Discrimination of γ‐irradiated and nonirradiated Vibrio vulnificus by using real‐time polymerase chain reaction

Aims:  To develop a PCR strategy for Vibrio vulnificus in irradiated foods. Methods and Results:  Real‐time PCR was used to discriminate between DNA from γ‐irradiated and nonirradiated cells. γ‐Irradiation at 1·08 KGy and above of cell suspensions containing 1 × 10 6  CFU ml −1 resulted in 0 CFU ml −1 . Real‐time PCR was able to detect 86·6% destruction by 1·08 KGy, while ethidium bromide monoazide (EMA) real‐time PCR was able to detect 93·2% destruction at this dose.
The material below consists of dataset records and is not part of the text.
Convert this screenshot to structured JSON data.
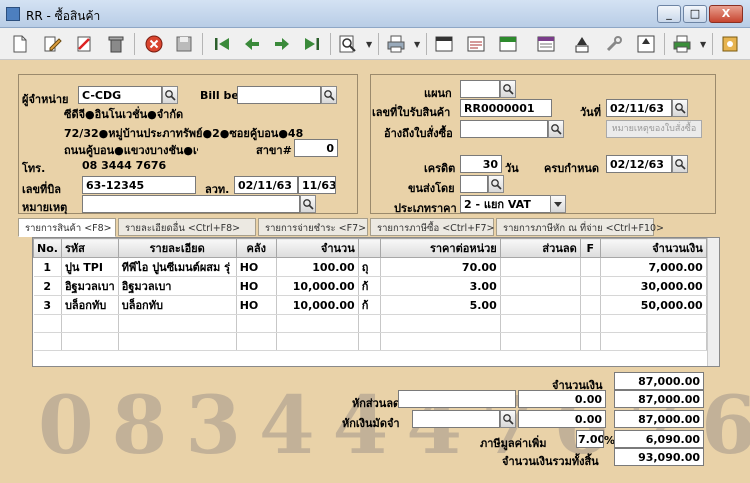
{
  "window": {
    "title": "RR - ซื้อสินค้า",
    "minimize": "_",
    "maximize": "□",
    "close": "X"
  },
  "toolbar": {
    "icons": [
      "new-icon",
      "edit-icon",
      "cancel-doc-icon",
      "trash-icon",
      "stop-icon",
      "save-icon",
      "first-icon",
      "prev-icon",
      "next-icon",
      "last-icon",
      "find-icon",
      "print-icon",
      "note-icon",
      "doc-icon",
      "po-icon",
      "report-icon",
      "ok-icon",
      "tools-icon",
      "ok2-icon",
      "printer2-icon",
      "settings-icon"
    ]
  },
  "supplier": {
    "label": "ผู้จำหน่าย",
    "code": "C-CDG",
    "name": "ซีดีจี●อินโนเวชั่น●จำกัด",
    "address1": "72/32●หมู่บ้านประภาทรัพย์●2●ซอยคู้บอน●48",
    "address2": "ถนนคู้บอน●แขวงบางชัน●เขตค",
    "phone_label": "โทร.",
    "phone": "08 3444 7676",
    "billbe_label": "Bill be",
    "billbe": "",
    "branch_label": "สาขา#",
    "branch": "0"
  },
  "invoice": {
    "bill_no_label": "เลขที่บิล",
    "bill_no": "63-12345",
    "date_label": "ลวท.",
    "date": "02/11/63",
    "date2": "11/63",
    "remark_label": "หมายเหตุ",
    "remark": ""
  },
  "receipt": {
    "dept_label": "แผนก",
    "dept": "",
    "receipt_no_label": "เลขที่ใบรับสินค้า",
    "receipt_no": "RR0000001",
    "day_label": "วันที่",
    "day": "02/11/63",
    "po_label": "อ้างถึงใบสั่งซื้อ",
    "po": "",
    "po_note_button": "หมายเหตุของใบสั่งซื้อ",
    "credit_label": "เครดิต",
    "credit": "30",
    "credit_unit": "วัน",
    "due_label": "ครบกำหนด",
    "due": "02/12/63",
    "ship_label": "ขนส่งโดย",
    "ship": "",
    "price_type_label": "ประเภทราคา",
    "price_type": "2 - แยก VAT"
  },
  "tabs": [
    {
      "label": "รายการสินค้า <F8>",
      "active": true
    },
    {
      "label": "รายละเอียดอื่น <Ctrl+F8>",
      "active": false
    },
    {
      "label": "รายการจ่ายชำระ <F7>",
      "active": false
    },
    {
      "label": "รายการภาษีซื้อ <Ctrl+F7>",
      "active": false
    },
    {
      "label": "รายการภาษีหัก ณ ที่จ่าย <Ctrl+F10>",
      "active": false
    }
  ],
  "grid": {
    "columns": [
      "No.",
      "รหัส",
      "รายละเอียด",
      "คลัง",
      "จำนวน",
      "",
      "ราคาต่อหน่วย",
      "ส่วนลด",
      "F",
      "จำนวนเงิน"
    ],
    "rows": [
      [
        "1",
        "ปูน TPI",
        "ทีพีไอ ปูนซีเมนต์ผสม รุ่",
        "HO",
        "100.00",
        "ถุ",
        "70.00",
        "",
        "",
        "7,000.00"
      ],
      [
        "2",
        "อิฐมวลเบา",
        "อิฐมวลเบา",
        "HO",
        "10,000.00",
        "ก้",
        "3.00",
        "",
        "",
        "30,000.00"
      ],
      [
        "3",
        "บล็อกทับ",
        "บล็อกทับ",
        "HO",
        "10,000.00",
        "ก้",
        "5.00",
        "",
        "",
        "50,000.00"
      ]
    ]
  },
  "totals": {
    "amount_label": "จำนวนเงิน",
    "amount": "87,000.00",
    "discount_label": "หักส่วนลด",
    "discount_text": "",
    "discount": "0.00",
    "after_discount": "87,000.00",
    "deposit_label": "หักเงินมัดจำ",
    "deposit_text": "",
    "deposit": "0.00",
    "after_deposit": "87,000.00",
    "vat_label": "ภาษีมูลค่าเพิ่ม",
    "vat_rate": "7.00",
    "vat_pct": "%",
    "vat": "6,090.00",
    "grand_label": "จำนวนเงินรวมทั้งสิ้น",
    "grand": "93,090.00"
  },
  "watermark": "0834447676"
}
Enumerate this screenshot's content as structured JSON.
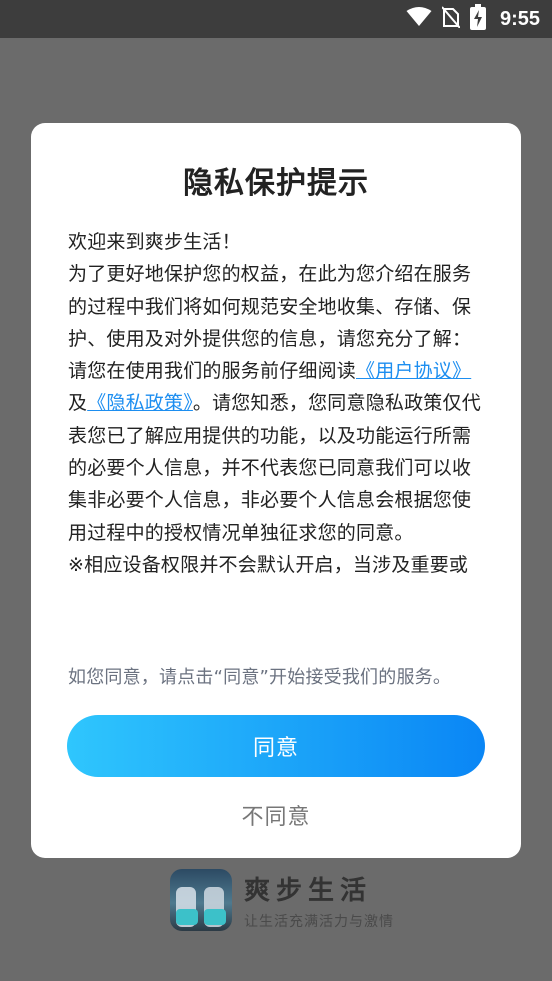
{
  "status_bar": {
    "time": "9:55"
  },
  "dialog": {
    "title": "隐私保护提示",
    "body": {
      "line_welcome": "欢迎来到爽步生活！",
      "para_intro": "为了更好地保护您的权益，在此为您介绍在服务的过程中我们将如何规范安全地收集、存储、保护、使用及对外提供您的信息，请您充分了解：",
      "read_prefix": "请您在使用我们的服务前仔细阅读",
      "user_agreement_link": "《用户协议》",
      "and_text": "及",
      "privacy_policy_link": "《隐私政策》",
      "read_suffix": "。请您知悉，您同意隐私政策仅代表您已了解应用提供的功能，以及功能运行所需的必要个人信息，并不代表您已同意我们可以收集非必要个人信息，非必要个人信息会根据您使用过程中的授权情况单独征求您的同意。",
      "para_permissions": "※相应设备权限并不会默认开启，当涉及重要或"
    },
    "consent_note": "如您同意，请点击“同意”开始接受我们的服务。",
    "agree_label": "同意",
    "disagree_label": "不同意"
  },
  "brand": {
    "name": "爽步生活",
    "slogan": "让生活充满活力与激情"
  },
  "colors": {
    "link": "#1d8ef0",
    "button_gradient_start": "#2fc6fd",
    "button_gradient_end": "#0a86f5",
    "overlay": "#6b6b6b"
  },
  "icons": [
    "wifi-icon",
    "no-sim-icon",
    "battery-charging-icon"
  ]
}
With 3·0 and 5·0 KGy, EMA real‐time PCR was able to detect 99·3% and 100% destruction, respectively. Conclusions:  The inability to detect via PCR extensively degraded DNA resulting from γ‐irradiation can be taken as evidence of cell death. The increased ability of EMA to further reduce the detectable number of target sequences via PCR, with DNA from cells exposed to increased doses of γ‐irradiation, can be considered to reflect the accompanying increase in membrane damage which allows EMA to penetrate the cells. Significance and impact of the study:  This is the first study that has made use of the PCR to discriminate between γ‐irradiated and nonirradiated bacterial cells and has led to insights regarding the ability of the PCR to discriminate between nonirradiated and γ‐irradiation destroyed cells.